Così spero di trovare il tempo per raccontare dei piccoli viaggi, boscosi per lo più, ma non solo!

venerdì 8 maggio 2009


Ultimo giorno a Pechino.. che dire, a volte di fare i bilanci non si ha proprio voglia, soprattutto se si parte da un posto che in bene ed in male segna profondamente l'esperienza di chiunque trascorra un pò di tempo in questa strana città! Così preferisco non tanto riflettere sul mio viaggio (ci sarà tempo poi), ma godermi le ultime ore cinesi sperando di ritornare presto in Cina..chissà magari riuscire a vedere il sud..in fondo alla 长城 (la grande muraglia) ci sono andata, e come la fontana di trevi, se ci vai rivedrai la Cina! .. be, la fontana di Trevi con me ha sempre funzionato speriamo anche la grande muraglia!
Certo di quello che è il cosmo Cina mi pare di avere appena scalfito la superficie, tre mesi sono un nulla, soprattutto in una città come Pechino dove il tempo scorre velocissimo. Pensavo di riuscire a comprender meglio questo mondo e questa cultura, che sia la lingua, l'arte o anche solo il cibo! Ma come un grosso, immenso iceberg ne intravediamo solo la cima, e credo non basterebbe una vita intera per riuscire a vedere realmente quello che sta sotto l'acqua ..così.....再见北京!

domenica 26 aprile 2009



Ah ! Che meraviglia Pechino quando il vento soffia dal nord e spazza via la coltre grigia di gas! In questi giorni sono persina riuscita a vedere per la prima volta a Pechino le nuvole bianche paffutelle e il cielo azzurro azzurro! Anche se in compenso il vento soffiava così forte ieri che non riuscivo a camminare. Mi piace questo vento, perchè sa di primavera inoltrata, perchè mi fa veder il cielo e perchè mi ricorda il mare d'Italia.

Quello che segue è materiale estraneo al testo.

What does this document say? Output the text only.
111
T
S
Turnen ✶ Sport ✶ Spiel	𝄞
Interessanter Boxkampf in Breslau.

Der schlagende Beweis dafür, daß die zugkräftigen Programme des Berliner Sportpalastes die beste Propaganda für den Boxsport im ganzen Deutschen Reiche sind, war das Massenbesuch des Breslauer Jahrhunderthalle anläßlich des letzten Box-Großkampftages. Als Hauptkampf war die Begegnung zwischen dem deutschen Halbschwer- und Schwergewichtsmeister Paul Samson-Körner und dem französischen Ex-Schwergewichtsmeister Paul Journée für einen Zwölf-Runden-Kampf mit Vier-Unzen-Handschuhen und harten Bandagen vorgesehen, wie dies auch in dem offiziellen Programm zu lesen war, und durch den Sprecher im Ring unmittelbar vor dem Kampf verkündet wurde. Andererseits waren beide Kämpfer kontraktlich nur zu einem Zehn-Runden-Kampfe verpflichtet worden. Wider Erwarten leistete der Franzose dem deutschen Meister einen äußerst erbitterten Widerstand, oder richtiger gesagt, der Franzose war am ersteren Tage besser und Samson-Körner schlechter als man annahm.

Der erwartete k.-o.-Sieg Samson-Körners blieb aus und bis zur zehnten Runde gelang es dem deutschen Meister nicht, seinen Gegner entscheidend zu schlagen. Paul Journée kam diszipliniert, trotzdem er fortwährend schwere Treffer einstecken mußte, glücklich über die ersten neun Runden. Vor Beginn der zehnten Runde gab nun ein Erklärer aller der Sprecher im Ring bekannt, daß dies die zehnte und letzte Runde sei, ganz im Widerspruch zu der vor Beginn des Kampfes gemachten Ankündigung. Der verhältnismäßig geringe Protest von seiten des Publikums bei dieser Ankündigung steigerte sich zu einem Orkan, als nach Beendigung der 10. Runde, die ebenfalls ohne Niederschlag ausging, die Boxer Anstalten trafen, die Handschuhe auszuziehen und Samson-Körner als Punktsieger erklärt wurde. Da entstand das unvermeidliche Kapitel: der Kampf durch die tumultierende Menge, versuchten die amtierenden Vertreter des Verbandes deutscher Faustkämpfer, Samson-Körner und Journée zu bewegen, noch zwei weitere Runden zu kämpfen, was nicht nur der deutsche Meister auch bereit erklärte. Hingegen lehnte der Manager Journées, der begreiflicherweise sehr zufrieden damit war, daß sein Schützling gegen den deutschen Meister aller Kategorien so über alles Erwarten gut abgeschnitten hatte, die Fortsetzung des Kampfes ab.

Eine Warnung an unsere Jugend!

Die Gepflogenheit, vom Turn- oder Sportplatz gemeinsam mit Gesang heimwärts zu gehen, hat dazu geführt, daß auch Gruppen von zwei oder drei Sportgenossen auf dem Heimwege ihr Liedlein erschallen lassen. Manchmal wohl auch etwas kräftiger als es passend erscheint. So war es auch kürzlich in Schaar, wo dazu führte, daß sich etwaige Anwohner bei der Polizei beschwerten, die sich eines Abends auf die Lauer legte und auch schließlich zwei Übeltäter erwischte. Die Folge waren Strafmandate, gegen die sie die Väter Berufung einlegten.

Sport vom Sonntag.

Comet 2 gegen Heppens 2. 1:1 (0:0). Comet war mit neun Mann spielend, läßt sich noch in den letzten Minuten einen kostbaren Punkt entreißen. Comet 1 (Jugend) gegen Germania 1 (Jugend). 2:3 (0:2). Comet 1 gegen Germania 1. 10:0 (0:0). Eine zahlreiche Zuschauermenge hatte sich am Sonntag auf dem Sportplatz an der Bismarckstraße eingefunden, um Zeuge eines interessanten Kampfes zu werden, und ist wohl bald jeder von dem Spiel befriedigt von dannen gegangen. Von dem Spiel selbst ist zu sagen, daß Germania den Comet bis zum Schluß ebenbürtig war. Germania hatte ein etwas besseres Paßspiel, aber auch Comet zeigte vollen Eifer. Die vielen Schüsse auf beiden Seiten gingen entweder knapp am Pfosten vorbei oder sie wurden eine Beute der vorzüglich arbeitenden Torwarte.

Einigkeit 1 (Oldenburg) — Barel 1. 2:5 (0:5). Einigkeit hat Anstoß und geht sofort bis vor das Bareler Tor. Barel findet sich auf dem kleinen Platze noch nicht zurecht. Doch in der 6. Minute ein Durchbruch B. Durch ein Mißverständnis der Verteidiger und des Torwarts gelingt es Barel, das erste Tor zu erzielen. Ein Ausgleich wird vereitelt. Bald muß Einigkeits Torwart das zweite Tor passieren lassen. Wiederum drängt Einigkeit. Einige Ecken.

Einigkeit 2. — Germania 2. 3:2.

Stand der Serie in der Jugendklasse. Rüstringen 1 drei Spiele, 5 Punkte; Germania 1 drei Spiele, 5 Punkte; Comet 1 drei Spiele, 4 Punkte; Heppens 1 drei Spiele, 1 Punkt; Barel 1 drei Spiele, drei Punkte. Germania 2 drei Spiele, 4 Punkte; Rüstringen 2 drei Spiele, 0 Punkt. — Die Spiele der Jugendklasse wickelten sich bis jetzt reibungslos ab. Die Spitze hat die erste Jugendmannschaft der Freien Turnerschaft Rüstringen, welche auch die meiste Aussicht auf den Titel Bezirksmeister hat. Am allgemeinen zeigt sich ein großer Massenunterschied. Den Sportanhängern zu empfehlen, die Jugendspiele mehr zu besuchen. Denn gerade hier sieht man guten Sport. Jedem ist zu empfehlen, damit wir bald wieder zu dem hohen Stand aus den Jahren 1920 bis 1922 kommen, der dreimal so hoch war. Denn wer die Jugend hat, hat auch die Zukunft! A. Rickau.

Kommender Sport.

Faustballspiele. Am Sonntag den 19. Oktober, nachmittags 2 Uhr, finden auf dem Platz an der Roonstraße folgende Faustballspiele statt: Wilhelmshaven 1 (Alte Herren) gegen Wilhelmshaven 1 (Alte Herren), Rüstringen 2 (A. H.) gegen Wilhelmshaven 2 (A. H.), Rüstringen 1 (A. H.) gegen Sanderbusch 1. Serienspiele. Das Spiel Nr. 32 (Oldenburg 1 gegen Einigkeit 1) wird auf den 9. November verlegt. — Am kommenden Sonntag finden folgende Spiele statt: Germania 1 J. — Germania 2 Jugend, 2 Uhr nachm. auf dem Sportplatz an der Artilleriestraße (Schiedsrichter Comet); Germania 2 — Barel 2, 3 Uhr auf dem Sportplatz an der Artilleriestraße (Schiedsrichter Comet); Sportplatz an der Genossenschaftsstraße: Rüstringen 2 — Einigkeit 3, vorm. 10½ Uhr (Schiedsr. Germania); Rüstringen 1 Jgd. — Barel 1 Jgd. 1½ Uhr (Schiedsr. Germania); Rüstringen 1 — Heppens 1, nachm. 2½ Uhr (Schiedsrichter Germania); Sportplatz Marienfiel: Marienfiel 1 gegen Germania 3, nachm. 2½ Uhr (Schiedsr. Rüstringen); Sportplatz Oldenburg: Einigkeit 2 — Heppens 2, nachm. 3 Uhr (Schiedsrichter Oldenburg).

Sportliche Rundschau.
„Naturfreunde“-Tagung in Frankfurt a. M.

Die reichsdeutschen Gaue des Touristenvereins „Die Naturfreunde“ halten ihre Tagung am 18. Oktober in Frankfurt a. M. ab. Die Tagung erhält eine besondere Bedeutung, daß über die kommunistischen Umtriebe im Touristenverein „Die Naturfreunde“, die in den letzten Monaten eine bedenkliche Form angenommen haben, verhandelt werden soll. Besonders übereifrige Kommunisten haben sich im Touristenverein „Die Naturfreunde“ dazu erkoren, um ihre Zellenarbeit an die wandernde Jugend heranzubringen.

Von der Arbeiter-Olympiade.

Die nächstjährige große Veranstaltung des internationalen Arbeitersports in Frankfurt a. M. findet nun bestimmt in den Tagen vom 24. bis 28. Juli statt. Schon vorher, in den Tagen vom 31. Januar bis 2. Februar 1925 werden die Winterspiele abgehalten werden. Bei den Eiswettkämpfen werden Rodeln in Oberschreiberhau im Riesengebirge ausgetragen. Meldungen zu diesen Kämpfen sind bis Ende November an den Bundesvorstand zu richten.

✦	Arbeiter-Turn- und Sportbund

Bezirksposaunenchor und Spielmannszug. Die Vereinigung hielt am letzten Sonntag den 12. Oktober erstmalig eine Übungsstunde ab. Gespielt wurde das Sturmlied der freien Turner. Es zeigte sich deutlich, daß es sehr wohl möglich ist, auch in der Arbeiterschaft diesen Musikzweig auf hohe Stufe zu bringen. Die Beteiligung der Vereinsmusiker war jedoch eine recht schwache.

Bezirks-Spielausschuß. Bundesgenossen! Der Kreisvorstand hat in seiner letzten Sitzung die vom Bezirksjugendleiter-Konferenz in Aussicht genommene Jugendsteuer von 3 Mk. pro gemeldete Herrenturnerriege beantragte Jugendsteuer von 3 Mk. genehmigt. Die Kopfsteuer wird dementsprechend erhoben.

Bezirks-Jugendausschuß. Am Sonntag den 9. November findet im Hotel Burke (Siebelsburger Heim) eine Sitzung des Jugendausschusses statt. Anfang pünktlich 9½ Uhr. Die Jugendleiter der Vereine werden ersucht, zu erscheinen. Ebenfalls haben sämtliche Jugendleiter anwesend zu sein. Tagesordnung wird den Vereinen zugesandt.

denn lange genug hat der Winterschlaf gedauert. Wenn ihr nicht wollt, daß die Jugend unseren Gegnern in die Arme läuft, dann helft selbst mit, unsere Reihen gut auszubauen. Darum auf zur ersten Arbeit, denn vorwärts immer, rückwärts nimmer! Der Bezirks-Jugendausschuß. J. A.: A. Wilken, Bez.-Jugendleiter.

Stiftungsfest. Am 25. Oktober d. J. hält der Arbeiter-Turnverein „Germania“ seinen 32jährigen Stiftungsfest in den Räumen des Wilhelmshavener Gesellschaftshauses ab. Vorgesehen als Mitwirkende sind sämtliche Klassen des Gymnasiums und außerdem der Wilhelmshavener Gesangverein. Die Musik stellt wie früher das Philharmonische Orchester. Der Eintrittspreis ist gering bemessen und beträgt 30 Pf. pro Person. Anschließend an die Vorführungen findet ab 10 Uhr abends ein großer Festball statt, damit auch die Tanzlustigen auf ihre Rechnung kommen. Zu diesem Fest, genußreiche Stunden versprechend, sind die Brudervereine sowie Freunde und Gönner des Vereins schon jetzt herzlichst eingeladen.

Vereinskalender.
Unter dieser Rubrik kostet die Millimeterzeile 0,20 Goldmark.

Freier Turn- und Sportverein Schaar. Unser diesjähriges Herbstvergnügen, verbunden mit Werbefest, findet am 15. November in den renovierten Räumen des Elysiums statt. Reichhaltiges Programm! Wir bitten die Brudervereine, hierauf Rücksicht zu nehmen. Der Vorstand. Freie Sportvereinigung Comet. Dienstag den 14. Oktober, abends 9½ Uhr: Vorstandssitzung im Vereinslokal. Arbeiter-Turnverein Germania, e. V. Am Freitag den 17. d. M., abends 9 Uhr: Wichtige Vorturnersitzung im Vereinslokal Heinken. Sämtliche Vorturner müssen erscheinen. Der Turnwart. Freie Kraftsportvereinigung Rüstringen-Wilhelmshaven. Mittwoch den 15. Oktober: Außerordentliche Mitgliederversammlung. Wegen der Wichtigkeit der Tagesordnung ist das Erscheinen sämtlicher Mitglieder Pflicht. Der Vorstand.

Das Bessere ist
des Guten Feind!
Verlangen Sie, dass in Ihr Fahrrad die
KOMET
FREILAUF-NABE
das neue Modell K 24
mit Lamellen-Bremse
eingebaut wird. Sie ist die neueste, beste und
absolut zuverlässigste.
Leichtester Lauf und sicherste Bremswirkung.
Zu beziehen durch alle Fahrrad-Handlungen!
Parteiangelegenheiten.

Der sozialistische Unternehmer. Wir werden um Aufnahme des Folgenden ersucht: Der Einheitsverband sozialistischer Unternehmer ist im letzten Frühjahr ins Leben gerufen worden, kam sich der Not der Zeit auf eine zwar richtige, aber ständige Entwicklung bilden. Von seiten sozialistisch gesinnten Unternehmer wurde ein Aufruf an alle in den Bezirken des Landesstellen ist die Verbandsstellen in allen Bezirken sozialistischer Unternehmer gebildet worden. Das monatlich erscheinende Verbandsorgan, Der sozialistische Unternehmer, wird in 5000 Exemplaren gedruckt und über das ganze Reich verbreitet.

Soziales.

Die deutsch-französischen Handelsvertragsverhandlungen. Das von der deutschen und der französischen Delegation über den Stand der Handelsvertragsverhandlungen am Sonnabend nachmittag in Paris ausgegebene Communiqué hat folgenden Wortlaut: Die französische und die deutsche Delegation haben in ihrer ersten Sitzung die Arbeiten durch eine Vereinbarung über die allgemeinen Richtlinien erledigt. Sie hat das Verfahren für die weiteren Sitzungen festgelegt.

E proprio ieri, sono andata in giro a cercare nella periferia di Pechino, uno dei tanti distretti di arte che stanno nascendo (ma anche chiudendo con la stessa velocità) lontano dal cuore del potere e dagli occhi della censura. Il luogo si chaima Jiuchang distrect ed era mezzo o quasi tutto abbandonato. Abituata a vedere il 798, stracolmo di turisti, addetti al lavoro o semplici curiosi, il Jiuchang mi è sembrato una luogo al di fuori di Pechino. Il vento conferiva a luogo ancora di più un'aspetto da villagio abbandonato del Far West, con la polvere che creava vortici nelle strade deserte, la case abbandonate, qualche anta di finestra rotta che sbatteva ..anche se in questo caso erano più che altro lamine di metallo di vecchi magazzini, poi gallerie, ora ..niente, solo edifici abbandonati. Mi aspettavo che da un momento all'altro comparisse qualche fantasma cinese, come nei più classici dei film di Honk Kong.. invece niente di nient, solo polvere! Chissà magari sono tradizionalisti i fantasmi cinesi, e gli occidentali in Cina, proprio non li possono vedere!